Church hosts resource fair
Hubbard event gives information to parents of special-needs kids
HUBBARD TOWNSHIP — Wanting to help provide residents with places they can get answers to questions for their children who may have special needs, a community resource fair took place recently at the Corner House Christian Church.
Hubbard Township police officer Justin Meade said the event brought together different nonprofit organizations and agencies that set up display tables.
Meade, whose son has autism, said many families may not know where to go for information and materials to meet the special needs of their children.
One local organization at the fair was the K-Dogs Kidz — a local nonprofit that presents anti-bullying programs. Don Rozman, founder of K-Dogs Kidz, said they have members present programs in schools and do events such as escorting children in their cars from school or other locations to show support to them.
“We want to show them we support them and they are not the only ones being bullied,” Rozman said.
Meade, who has been active with autism research and awareness, has founded the Autism Awareness Training and Acceptance Program.
AATAP is a nonprofit organization dedicated to training law enforcement, first responders and the public about autism awareness and acceptance, he said.
Meade said the group often goes to churches and other places to host programs to raise autism awareness.
“Many churches have taken part in programs we offer as do safety forces and area businesses,” he said.
He said the AATAP and Hubbard Township Police Department have had special-needs resource fairs at the Corner House Christian Church in prior years, including at Halloween.
“The key is to help people get connected with the agencies that can help them.

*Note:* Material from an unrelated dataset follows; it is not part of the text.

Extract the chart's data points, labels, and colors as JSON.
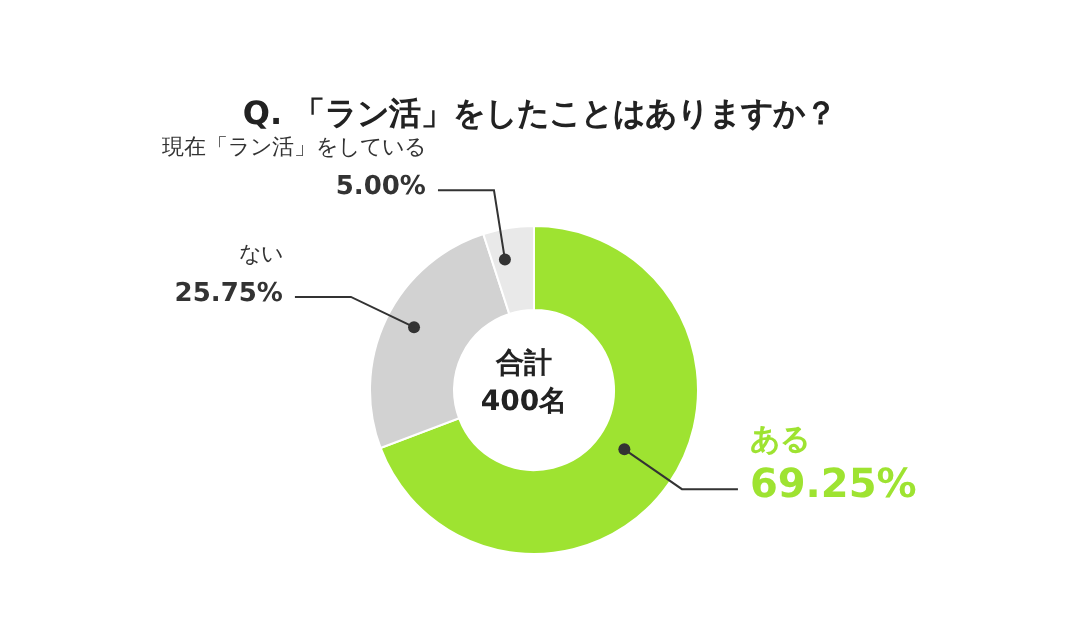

This event brings the agencies and organizations to the people,” Meade said.
He said plans are to host the free event annually.
Meade said when his son was diagnosed with autism, the family sought information, which was not always easy to obtain.

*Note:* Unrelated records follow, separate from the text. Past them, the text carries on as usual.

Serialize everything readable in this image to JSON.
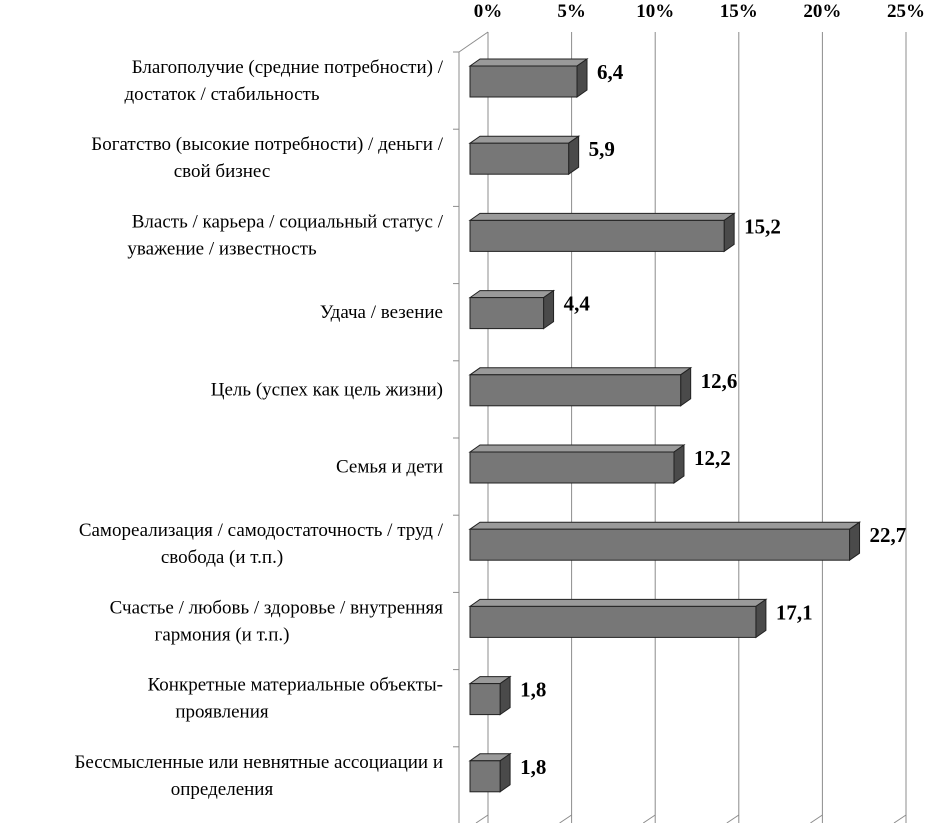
{
  "colors": {
    "bar_front": "#777777",
    "bar_top": "#9a9a9a",
    "bar_side": "#4a4a4a",
    "bar_edge": "#222222",
    "grid": "#8c8c8c",
    "background": "#ffffff"
  },
  "chart_data": {
    "type": "bar",
    "orientation": "horizontal",
    "style": "3d",
    "x_axis_position": "top",
    "xlim": [
      0,
      25
    ],
    "x_ticks": [
      0,
      5,
      10,
      15,
      20,
      25
    ],
    "x_tick_labels": [
      "0%",
      "5%",
      "10%",
      "15%",
      "20%",
      "25%"
    ],
    "grid": true,
    "categories": [
      [
        "Благополучие (средние потребности) /",
        "достаток / стабильность"
      ],
      [
        "Богатство (высокие потребности) / деньги /",
        "свой бизнес"
      ],
      [
        "Власть  / карьера / социальный статус /",
        "уважение / известность"
      ],
      [
        "Удача / везение"
      ],
      [
        "Цель  (успех как цель жизни)"
      ],
      [
        "Семья и дети"
      ],
      [
        "Самореализация / самодостаточность / труд /",
        "свобода (и т.п.)"
      ],
      [
        "Счастье  /  любовь  /  здоровье  /  внутренняя",
        "гармония (и т.п.)"
      ],
      [
        "Конкретные материальные объекты-",
        "проявления"
      ],
      [
        "Бессмысленные или невнятные ассоциации и",
        "определения"
      ]
    ],
    "values": [
      6.4,
      5.9,
      15.2,
      4.4,
      12.6,
      12.2,
      22.7,
      17.1,
      1.8,
      1.8
    ],
    "value_labels": [
      "6,4",
      "5,9",
      "15,2",
      "4,4",
      "12,6",
      "12,2",
      "22,7",
      "17,1",
      "1,8",
      "1,8"
    ]
  }
}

Meade works to train people at schools, churches, businesses and organizations to be more aware of those with autism.
John Czompoly of Austintown with Afro Dogs Motorcycle Club said his group works with Mahoning County Children Services, Warren Family Mission and other organizations to help children.
Sassy Pickard, owner of F5RS Therapy Bunnies, said the rabbits provide therapy to children and adults and are taken to nursing homes, schools and businesses.
“The children like the calming of petting a bunny,” she said.
The Hubbard Township Police Department has worked to help make first responders more autism-friendly and serve those with special needs better.
He said the police and fire departments provide sensory bags to individuals with special needs.
The township has one sensory bag in every cruiser, and other departments — such as Boardman, Niles and Austintown — have them as well. Venues such as the Covelli Centre and Eastwood Field also have them.